Giovanna Pedretti non ha retto alle critiche e agli insulti ed ha preso la via del Lambro. Il suicidio come unica via di fuga.
Era diventata famosa per la recensione omofoba e abilista sulla sua pizzeria, a cui diceva di aver risposto con cortesia e fermezza, censurandone i contenuti e invitando il cliente a non tornare.
Passato qualche giorno la sua verità ha iniziato a scricchiolare. Entra in gioco Lorenzo Biagiarelli, fidanzato di Selvaggia Lucarelli, diventato famoso per vantare in curriculum di “essere fidanzato della Lucarelli”.
Biagiarelli la chiama chiedendo alcune delucidazioni sullo screenshot, la Pedretti vacilla, risponde che era “andata dai carabinieri per tutelarsi su questa cosa e dare la sua versione”. La telefonata, scrive il sedicente chef, dura solo sei minuti.

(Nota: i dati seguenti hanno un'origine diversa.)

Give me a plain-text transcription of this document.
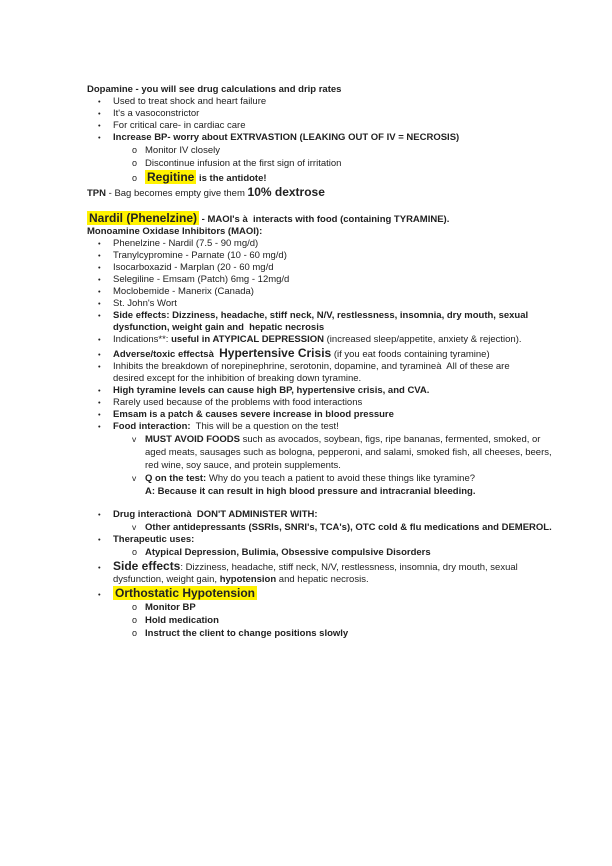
Dopamine - you will see drug calculations and drip rates
•	Used to treat shock and heart failure
•	It's a vasoconstrictor
•	For critical care- in cardiac care
•	Increase BP- worry about EXTRVASTION (LEAKING OUT OF IV = NECROSIS)
o Monitor IV closely
o Discontinue infusion at the first sign of irritation
o Regitine is the antidote!
TPN - Bag becomes empty give them 10% dextrose
Nardil (Phenelzine) - MAOI's à  interacts with food (containing TYRAMINE).
Monoamine Oxidase Inhibitors (MAOI):
•	Phenelzine - Nardil (7.5 - 90 mg/d)
•	Tranylcypromine - Parnate (10 - 60 mg/d)
•	Isocarboxazid - Marplan (20 - 60 mg/d
•	Selegiline - Emsam (Patch) 6mg - 12mg/d
•	Moclobemide - Manerix (Canada)
•	St. John's Wort
•	Side effects: Dizziness, headache, stiff neck, N/V, restlessness, insomnia, dry mouth, sexual
dysfunction, weight gain and  hepatic necrosis
•	Indications**: useful in ATYPICAL DEPRESSION (increased sleep/appetite, anxiety & rejection).
•	Adverse/toxic effectsà  Hypertensive Crisis (if you eat foods containing tyramine)
•	Inhibits the breakdown of norepinephrine, serotonin, dopamine, and tyramineà  All of these are
desired except for the inhibition of breaking down tyramine.
•	High tyramine levels can cause high BP, hypertensive crisis, and CVA.
•	Rarely used because of the problems with food interactions
•	Emsam is a patch & causes severe increase in blood pressure
•	Food interaction:  This will be a question on the test!
v MUST AVOID FOODS such as avocados, soybean, figs, ripe bananas, fermented, smoked, or
aged meats, sausages such as bologna, pepperoni, and salami, smoked fish, all cheeses, beers,
red wine, soy sauce, and protein supplements.
v Q on the test: Why do you teach a patient to avoid these things like tyramine?
A: Because it can result in high blood pressure and intracranial bleeding.
•	Drug interactionà  DON'T ADMINISTER WITH:
v Other antidepressants (SSRIs, SNRI's, TCA's), OTC cold & flu medications and DEMEROL.
•	Therapeutic uses:
o Atypical Depression, Bulimia, Obsessive compulsive Disorders
•	Side effects: Dizziness, headache, stiff neck, N/V, restlessness, insomnia, dry mouth, sexual
dysfunction, weight gain, hypotension and hepatic necrosis.
•	Orthostatic Hypotension
o Monitor BP
o Hold medication
o Instruct the client to change positions slowly
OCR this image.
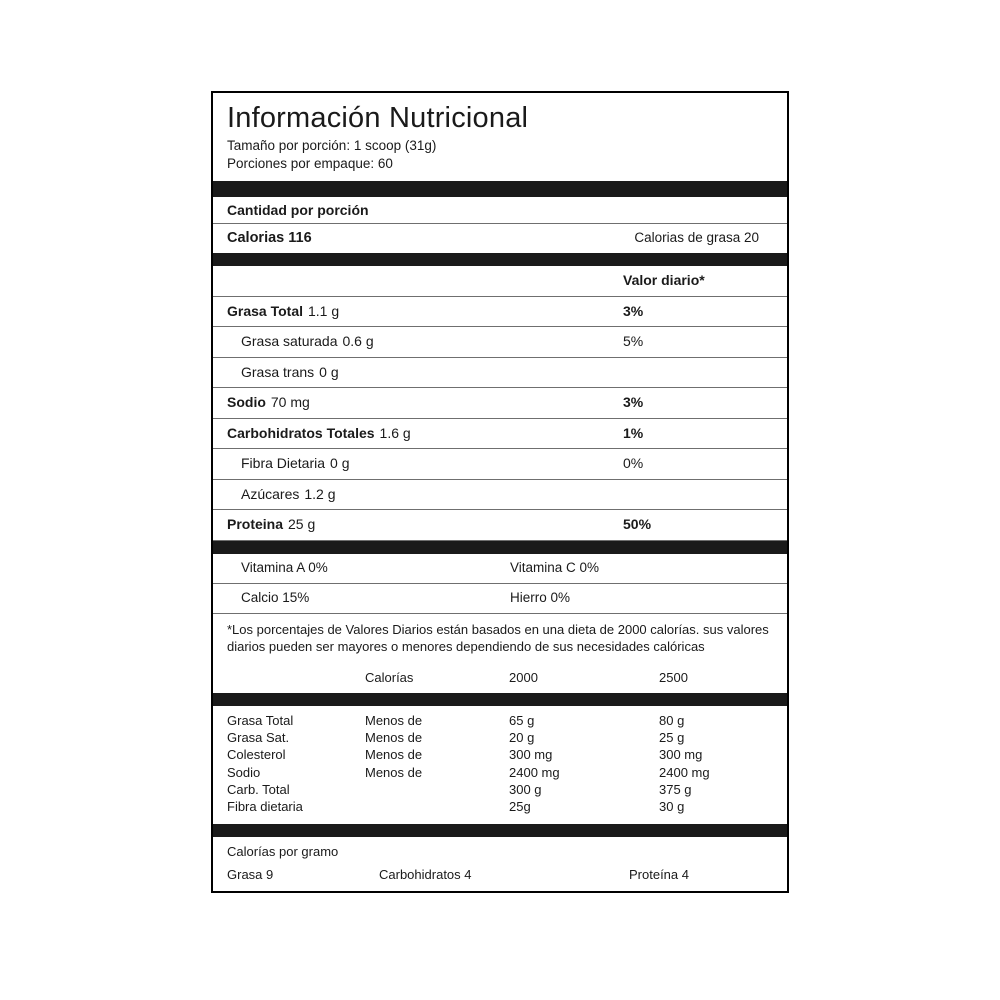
Información Nutricional
Tamaño por porción: 1 scoop (31g)
Porciones por empaque: 60
Cantidad por porción
Calorias 116	Calorias de grasa 20
Valor diario*
Grasa Total 1.1 g	3%
Grasa saturada 0.6 g	5%
Grasa trans 0 g
Sodio 70 mg	3%
Carbohidratos Totales 1.6 g	1%
Fibra Dietaria 0 g	0%
Azúcares 1.2 g
Proteina 25 g	50%
Vitamina A 0%	Vitamina C 0%
Calcio 15%	Hierro 0%
*Los porcentajes de Valores Diarios están basados en una dieta de 2000 calorías. sus valores diarios pueden ser mayores o menores dependiendo de sus necesidades calóricas
	Calorías	2000	2500
Grasa Total	Menos de	65 g	80 g
Grasa Sat.	Menos de	20 g	25 g
Colesterol	Menos de	300 mg	300 mg
Sodio	Menos de	2400 mg	2400 mg
Carb. Total		300 g	375 g
Fibra dietaria		25g	30 g
Calorías por gramo
Grasa 9	Carbohidratos 4	Proteína 4
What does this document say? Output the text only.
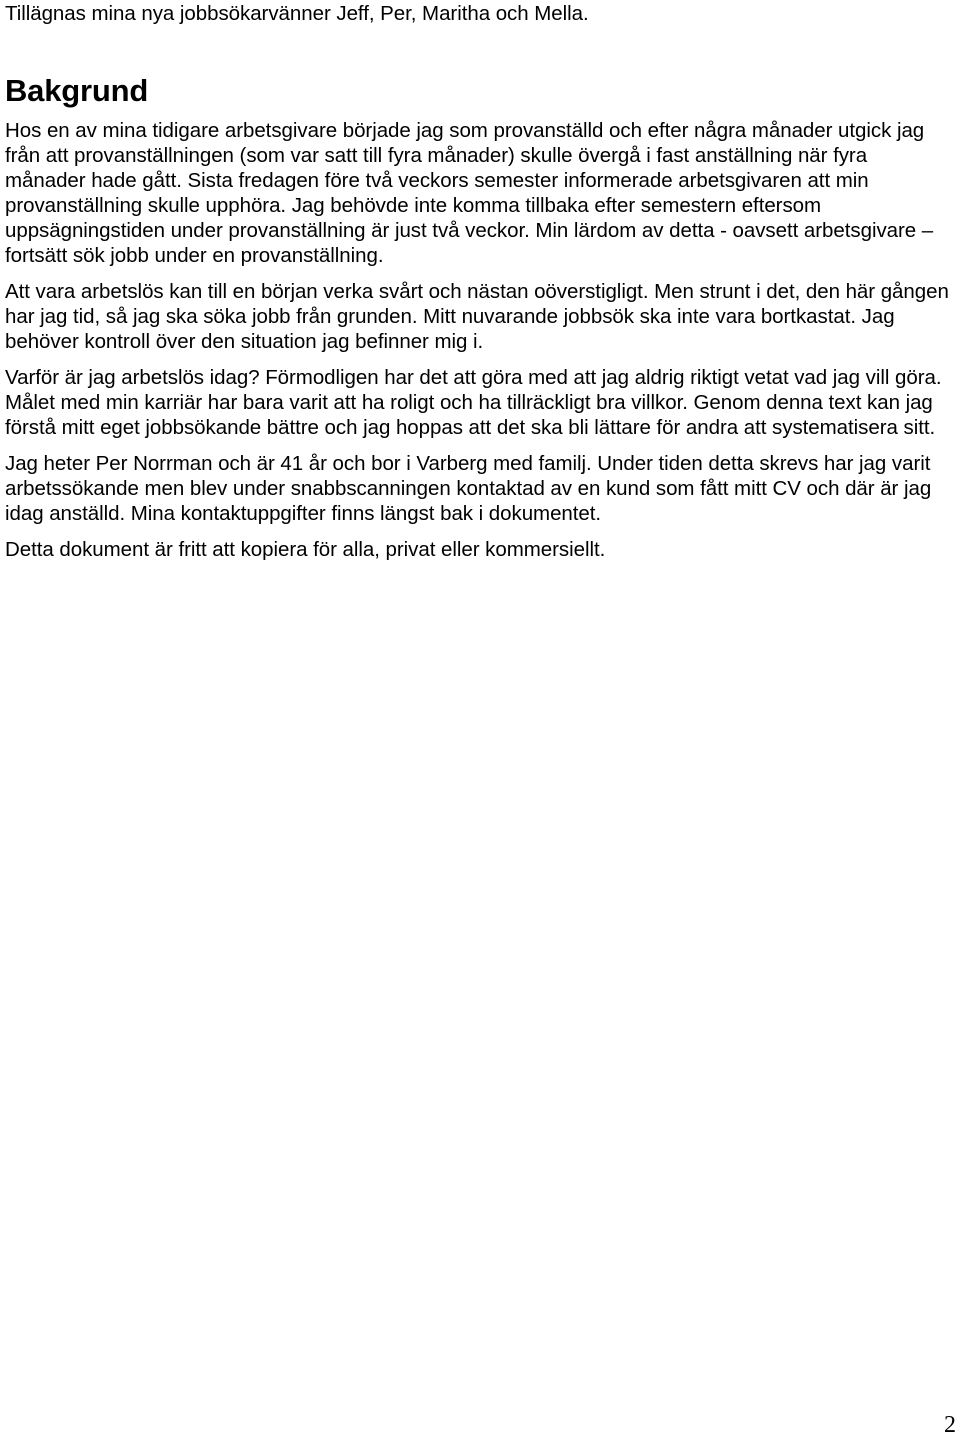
Tillägnas mina nya jobbsökarvänner Jeff, Per, Maritha och Mella.

Bakgrund

Hos en av mina tidigare arbetsgivare började jag som provanställd och efter några månader utgick jag från att provanställningen (som var satt till fyra månader) skulle övergå i fast anställning när fyra månader hade gått. Sista fredagen före två veckors semester informerade arbetsgivaren att min provanställning skulle upphöra. Jag behövde inte komma tillbaka efter semestern eftersom uppsägningstiden under provanställning är just två veckor. Min lärdom av detta - oavsett arbetsgivare – fortsätt sök jobb under en provanställning.

Att vara arbetslös kan till en början verka svårt och nästan oöverstigligt. Men strunt i det, den här gången har jag tid, så jag ska söka jobb från grunden. Mitt nuvarande jobbsök ska inte vara bortkastat. Jag behöver kontroll över den situation jag befinner mig i.

Varför är jag arbetslös idag? Förmodligen har det att göra med att jag aldrig riktigt vetat vad jag vill göra. Målet med min karriär har bara varit att ha roligt och ha tillräckligt bra villkor. Genom denna text kan jag förstå mitt eget jobbsökande bättre och jag hoppas att det ska bli lättare för andra att systematisera sitt.

Jag heter Per Norrman och är 41 år och bor i Varberg med familj. Under tiden detta skrevs har jag varit arbetssökande men blev under snabbscanningen kontaktad av en kund som fått mitt CV och där är jag idag anställd. Mina kontaktuppgifter finns längst bak i dokumentet.

Detta dokument är fritt att kopiera för alla, privat eller kommersiellt.

2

Il fidanzato della Lucarelli posta sui social il riassunto della chiacchierata, concludendo così: “Per me finisce qui, a meno che non mi convochino i carabinieri. Finisce qui anche per umana pietà per la signora e per la sua attività, vittima un po’ del proprio goffo tentativo di ribalta ma soprattutto di chi ha trasformato una piccola storia dalla dubbia veridicità in un caso nazionale.”.
Selvaggia Lucarelli rilancia il debunking del fidanzato. Il tg3 approfondisce e fa notare le incongruenze.
L’innesco è pronto: da lì il passaggio agli shit storm e alla gogna mediatica è inevitabile. La Pedretti non regge, la fine è quella che tutti conosciamo.
La Lucarelli di questi asseriti debunking ne ha fatto un mestiere, anche se il più delle volte si tratta solamente di dubbi che, se pur legittimi, aprono attorno ai protagonisti profonde crepe, in cui sono prontissimi ad infilarsi gli haters, che non perdono tempo e occasione per sfogare la propria rabbia e la propria frustrazione con invettive e inqualificabili attacchi personali.
E di quanto possa essere duro e amorale il livore social lo può sapere solo chi ne diventa vittima, ultima di una lunga serie la Pedretti.
“Selvaggia hai proprio fatto un grande errore con me, perché il male che mi hai fatto te non lo puoi neanche immaginare, tu paragonata a uno squalo sei molto più forte. Mi ha fatto un male, in un momento della mia vita in cui non ne avevo affatto bisogno, è stato veramente qualcosa di pessimo. Voglio proprio dirlo, mi hai scaricato addosso in tutti i modi possibili tante persone”.
Questo è quello che scriveva solo qualche giorno fa Matteo Mariotti, attaccato dalla Lucarelli per una raccolta fondi fatta dai suoi amici per sostenerlo dopo la tragedia in Australia in cui ha perso una gamba a seguito di un attacco di uno squalo. “Il vero squalo è lei!”, dice il ragazzo.
Assistiamo all’ascesa di personaggi (influencer?) che si auto-nominano paladini della giustizia. Ma di quale giustizia?
Troppo velocemente le parole sui social si trasformano in insulti, spesso insostenibili anche per persone abituate ad essere al centro dell’attenzione, figuriamoci per chi – fino a poche ore prime – era un anonimo e poco illustre sconosciuto.
E non tutti hanno le spalle larghe per sopportare di trovarsi di punto in bianco dentro l’occhio del ciclone, ed alcuni purtroppo non reggono la pressione. Come è successo oggi.
Le parole sono pietre, scriveva Carlo Levi, a proposito di quelle terre dove diventava difficile applicare le leggi e affermare quei diritti che dovrebbero essere validi per tutti, un pensiero che diventa oggi più attuale che mai, navigando per i mari inesplorati del selvaggio web.
“…le lacrime non sono più lacrime ma parole, e le parole sono pietre.”.